Business owners oppose cement plant

Business owners oppose cement plant
Published: 29 March 2005

The Committee for Responsible Economic Development and 177 area businesses have submitted a statement opposing St. Lawrence Cement’s proposed $350 million Greenport project to the governor, the state secretary of state, and the state Department of State. The group known as CREDO was formed in 2002 by Richard Katzman, president of Kaz, Inc., one of the largest private employers in Columbia County. Katzman, whose local factory is close to the site proposed for the new plant, has taken a prominent role in opposing the project. The 177 business owners who had signed the statement as of last Thursday represent 1,080 full-time and 429 part-time employees in Columbia County and a handful of nearby towns.

Cement company spokesman Dan Odescalchi responded to the CREDO "Statement of Values," saying that it "overlooks the fact that the proposed plant is a replacement for our existing plant that’s 40 years old in Catskill, and that it will provide significant environmental benefits."
The CREDO statement, which was timed to arrive at the Department of State before last Friday’s expiration of a public comment period on the cement company’s application for a coastal zone determination from the Department of State, says the signatories have arrived at two conclusions:
- "That the overall scale, design, location and impacts of the St.
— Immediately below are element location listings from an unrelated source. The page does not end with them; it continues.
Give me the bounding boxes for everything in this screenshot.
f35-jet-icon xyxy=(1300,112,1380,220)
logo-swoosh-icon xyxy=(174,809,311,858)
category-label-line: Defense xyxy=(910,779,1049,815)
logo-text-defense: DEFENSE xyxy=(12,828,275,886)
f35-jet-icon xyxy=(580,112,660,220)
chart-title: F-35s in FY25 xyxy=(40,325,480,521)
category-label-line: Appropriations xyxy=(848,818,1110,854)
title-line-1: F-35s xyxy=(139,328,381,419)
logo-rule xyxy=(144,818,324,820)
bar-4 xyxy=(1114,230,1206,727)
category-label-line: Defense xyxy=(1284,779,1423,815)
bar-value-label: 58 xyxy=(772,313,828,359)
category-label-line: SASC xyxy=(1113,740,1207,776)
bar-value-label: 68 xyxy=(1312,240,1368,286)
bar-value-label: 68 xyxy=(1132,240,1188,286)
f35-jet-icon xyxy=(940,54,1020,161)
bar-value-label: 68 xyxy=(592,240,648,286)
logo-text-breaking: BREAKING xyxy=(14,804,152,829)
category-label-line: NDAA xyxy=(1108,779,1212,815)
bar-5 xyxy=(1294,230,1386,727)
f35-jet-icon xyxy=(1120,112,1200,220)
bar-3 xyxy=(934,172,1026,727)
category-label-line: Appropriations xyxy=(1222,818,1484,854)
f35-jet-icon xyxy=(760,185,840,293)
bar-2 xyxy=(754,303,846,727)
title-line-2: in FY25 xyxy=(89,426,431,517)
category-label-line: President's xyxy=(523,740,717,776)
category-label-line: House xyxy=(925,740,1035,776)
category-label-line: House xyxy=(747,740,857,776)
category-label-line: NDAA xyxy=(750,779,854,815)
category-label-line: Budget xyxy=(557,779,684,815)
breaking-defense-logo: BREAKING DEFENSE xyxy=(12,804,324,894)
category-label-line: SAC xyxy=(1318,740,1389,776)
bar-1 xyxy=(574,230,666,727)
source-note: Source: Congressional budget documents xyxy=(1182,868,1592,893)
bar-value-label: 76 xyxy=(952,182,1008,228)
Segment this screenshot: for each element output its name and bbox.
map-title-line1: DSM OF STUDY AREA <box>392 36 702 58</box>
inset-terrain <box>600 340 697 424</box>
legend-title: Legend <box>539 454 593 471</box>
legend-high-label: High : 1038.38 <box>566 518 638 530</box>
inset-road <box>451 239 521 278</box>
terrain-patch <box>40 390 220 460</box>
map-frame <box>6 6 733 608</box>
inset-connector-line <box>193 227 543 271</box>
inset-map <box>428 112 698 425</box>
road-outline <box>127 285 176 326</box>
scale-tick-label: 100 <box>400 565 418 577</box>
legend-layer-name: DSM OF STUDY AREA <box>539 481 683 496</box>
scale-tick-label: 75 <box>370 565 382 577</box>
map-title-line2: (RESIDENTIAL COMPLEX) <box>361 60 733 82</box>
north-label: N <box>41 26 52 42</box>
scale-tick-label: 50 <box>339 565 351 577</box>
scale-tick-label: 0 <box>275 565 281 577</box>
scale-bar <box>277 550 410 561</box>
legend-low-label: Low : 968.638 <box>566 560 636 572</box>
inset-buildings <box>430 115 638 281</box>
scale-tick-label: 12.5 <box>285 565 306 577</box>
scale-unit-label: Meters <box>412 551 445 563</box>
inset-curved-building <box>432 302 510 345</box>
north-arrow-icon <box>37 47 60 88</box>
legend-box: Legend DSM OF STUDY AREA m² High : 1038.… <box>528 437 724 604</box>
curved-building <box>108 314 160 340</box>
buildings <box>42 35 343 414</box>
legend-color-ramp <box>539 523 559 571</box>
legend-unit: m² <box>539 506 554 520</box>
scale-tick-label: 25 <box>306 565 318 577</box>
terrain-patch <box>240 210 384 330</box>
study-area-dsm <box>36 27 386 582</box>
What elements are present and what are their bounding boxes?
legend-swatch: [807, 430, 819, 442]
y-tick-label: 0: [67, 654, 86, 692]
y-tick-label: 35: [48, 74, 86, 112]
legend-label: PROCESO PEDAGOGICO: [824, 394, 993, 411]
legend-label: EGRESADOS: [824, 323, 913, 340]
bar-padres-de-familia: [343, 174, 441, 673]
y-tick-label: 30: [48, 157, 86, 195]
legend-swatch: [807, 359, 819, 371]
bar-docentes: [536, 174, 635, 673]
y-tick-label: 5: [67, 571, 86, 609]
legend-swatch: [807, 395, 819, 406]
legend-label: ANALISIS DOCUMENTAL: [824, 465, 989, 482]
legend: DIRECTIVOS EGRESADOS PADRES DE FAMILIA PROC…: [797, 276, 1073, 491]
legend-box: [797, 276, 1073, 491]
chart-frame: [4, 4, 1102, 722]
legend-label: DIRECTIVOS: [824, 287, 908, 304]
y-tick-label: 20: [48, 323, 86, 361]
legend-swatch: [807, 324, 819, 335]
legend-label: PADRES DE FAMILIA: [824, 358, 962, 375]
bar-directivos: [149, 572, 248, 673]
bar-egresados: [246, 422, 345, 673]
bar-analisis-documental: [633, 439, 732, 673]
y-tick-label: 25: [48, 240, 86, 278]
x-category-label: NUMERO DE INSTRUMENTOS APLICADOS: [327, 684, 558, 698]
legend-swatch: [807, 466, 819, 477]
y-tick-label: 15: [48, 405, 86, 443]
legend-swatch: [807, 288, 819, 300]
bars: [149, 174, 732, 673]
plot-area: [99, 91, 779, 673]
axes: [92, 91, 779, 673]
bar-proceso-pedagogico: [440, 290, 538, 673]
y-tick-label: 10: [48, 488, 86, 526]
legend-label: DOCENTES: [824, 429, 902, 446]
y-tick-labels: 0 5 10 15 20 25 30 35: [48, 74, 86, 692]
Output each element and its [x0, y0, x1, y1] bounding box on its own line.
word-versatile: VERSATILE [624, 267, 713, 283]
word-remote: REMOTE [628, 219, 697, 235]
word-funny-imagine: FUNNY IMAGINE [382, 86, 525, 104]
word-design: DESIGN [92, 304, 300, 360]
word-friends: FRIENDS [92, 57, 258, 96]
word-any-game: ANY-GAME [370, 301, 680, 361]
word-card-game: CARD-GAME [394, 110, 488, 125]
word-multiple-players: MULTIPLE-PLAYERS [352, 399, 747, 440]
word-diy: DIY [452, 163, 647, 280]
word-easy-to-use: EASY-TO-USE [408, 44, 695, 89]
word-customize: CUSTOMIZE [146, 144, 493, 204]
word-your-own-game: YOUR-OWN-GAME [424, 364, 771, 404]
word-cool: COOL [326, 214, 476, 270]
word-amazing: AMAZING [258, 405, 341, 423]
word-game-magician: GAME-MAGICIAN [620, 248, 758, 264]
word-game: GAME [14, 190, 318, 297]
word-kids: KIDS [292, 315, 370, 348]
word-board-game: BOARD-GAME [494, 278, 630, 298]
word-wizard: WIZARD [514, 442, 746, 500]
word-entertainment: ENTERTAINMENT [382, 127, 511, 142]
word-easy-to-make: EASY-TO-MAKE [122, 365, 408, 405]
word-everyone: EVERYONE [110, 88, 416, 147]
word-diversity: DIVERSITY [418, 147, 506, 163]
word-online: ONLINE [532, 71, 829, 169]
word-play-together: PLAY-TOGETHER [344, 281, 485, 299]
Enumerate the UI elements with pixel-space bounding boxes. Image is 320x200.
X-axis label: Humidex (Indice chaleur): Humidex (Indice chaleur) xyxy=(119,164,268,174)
Lawrence Cement facility proposed for Hudson and Greenport pose too great a risk of harming the health, quality of life, and economic vitality of our region and that therefore it is not the right fit for our communities; That business, government and citizens must commit to working together to retain and attract mutually-compatible businesses that will fully achieve the balanced mix of industries ... sustaining rather than detracting from the health, character and prosperity of our region for years to come."

Because it is considered part of the coastal zone, development along the Hudson River waterfront is subject to Department of State’s coastal zone management policy. Policy guidelines specify that any proposed actions must take into account "the social, cultural, economic and environmental interests of the state and its citizens," factoring in impacts on air and water quality and on culturally or historically significant sites or structures.